Verità e giustizia in arabo

papa-libano "La parola araba haqq ha due significati: verità e diritto, nel senso di giustizia. Nessun'altra lingua, che io sappia, ha questa particolare ricchezza espressa da una sola parola. Per i popoli arabi non è forse una coincidenza significativa, e anche un impegno, che ci sia un legame così stretto tra verità e giustizia?". Per Ignace Youssif III Younan, patriarca di Antiochia dei Siri la cui sede è proprio nel quartiere siriano di Beirut, "se la violenza è sempre un orrore in Medio Oriente lo è forse ancora di più". Parole che il patriarca pronuncia "con dolore", costatando quanto invece "la pace sia purtroppo al momento così tanto lontana dalla vita della nostra gente". Siriano di origine, il patriarca rilancia nell'intervista al nostro giornale la proposta di un tavolo per la pace per fermare le violenze e trovare una soluzione pacifica e condivisa che garantisca più democrazia e il rispetto dei diritti umani.
In questa prospettiva si aspetta molto dall'ormai imminente visita di Benedetto XVI, atteso a Beirut venerdì 14 settembre.
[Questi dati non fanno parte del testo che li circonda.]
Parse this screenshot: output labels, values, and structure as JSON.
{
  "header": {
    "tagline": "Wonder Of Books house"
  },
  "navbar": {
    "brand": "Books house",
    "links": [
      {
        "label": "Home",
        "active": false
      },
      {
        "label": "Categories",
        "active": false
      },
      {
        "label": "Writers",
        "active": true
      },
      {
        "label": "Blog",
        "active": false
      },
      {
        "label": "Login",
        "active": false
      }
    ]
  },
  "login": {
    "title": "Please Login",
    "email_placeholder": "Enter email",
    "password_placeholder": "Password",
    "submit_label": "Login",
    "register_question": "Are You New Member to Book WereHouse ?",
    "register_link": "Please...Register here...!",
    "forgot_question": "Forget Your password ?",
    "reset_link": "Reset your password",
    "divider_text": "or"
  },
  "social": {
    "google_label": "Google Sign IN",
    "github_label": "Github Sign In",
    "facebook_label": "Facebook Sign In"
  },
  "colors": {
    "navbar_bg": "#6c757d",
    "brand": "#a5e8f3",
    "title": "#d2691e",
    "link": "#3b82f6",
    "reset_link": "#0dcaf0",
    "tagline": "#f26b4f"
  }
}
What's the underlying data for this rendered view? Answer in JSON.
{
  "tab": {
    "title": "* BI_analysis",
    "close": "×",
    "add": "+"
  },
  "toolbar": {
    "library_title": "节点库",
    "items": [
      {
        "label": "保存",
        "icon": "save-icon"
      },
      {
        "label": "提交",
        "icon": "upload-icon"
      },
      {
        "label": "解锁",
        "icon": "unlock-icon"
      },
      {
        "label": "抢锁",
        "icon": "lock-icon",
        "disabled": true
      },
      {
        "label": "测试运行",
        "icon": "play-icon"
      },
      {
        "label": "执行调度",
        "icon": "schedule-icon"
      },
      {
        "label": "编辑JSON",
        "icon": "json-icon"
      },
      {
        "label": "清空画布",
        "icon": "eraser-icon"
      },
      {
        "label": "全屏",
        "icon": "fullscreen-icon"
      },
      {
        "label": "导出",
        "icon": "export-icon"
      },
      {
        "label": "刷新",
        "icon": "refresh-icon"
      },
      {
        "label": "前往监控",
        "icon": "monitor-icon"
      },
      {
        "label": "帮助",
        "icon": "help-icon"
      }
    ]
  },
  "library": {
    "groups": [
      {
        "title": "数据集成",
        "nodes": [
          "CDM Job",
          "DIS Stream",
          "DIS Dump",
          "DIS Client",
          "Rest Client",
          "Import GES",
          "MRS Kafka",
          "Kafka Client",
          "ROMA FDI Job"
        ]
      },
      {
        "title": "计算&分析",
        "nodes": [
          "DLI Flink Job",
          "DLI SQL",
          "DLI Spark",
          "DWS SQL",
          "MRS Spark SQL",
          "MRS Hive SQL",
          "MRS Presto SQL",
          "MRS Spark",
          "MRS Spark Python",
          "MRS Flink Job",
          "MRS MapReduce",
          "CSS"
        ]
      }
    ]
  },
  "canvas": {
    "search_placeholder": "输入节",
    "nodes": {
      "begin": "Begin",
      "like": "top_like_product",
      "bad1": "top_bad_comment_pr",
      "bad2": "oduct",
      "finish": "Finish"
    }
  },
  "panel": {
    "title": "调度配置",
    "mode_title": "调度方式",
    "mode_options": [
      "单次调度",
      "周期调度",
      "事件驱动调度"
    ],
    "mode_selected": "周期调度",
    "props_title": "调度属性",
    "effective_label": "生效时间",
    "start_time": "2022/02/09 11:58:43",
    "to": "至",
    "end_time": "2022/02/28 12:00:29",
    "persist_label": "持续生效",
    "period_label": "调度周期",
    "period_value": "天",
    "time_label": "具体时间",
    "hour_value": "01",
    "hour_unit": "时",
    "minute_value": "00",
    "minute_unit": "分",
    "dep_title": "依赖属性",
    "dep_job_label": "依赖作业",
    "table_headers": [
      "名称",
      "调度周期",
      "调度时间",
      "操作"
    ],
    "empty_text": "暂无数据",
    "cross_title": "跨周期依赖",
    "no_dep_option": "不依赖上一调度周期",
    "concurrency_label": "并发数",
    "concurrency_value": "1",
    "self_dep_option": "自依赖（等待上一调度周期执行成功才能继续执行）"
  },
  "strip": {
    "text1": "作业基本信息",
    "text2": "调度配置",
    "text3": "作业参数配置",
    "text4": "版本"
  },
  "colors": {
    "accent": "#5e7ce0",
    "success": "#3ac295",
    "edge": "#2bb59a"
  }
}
Per il patriarca "l'idea di fondo è semplice: riaffermare a chiare lettere la volontà dei cristiani e dei musulmani di vivere insieme, in pace, collaborando per costruire un sistema più democratico di convivenza pluralista". Nel complesso contesto mediorientale proprio la visita del Papa "potrebbe aprire scenari nuovi, ora impensabili, e suscitare speranze di pace e di riconciliazione". E i musulmani sono pronti ad ascoltarlo.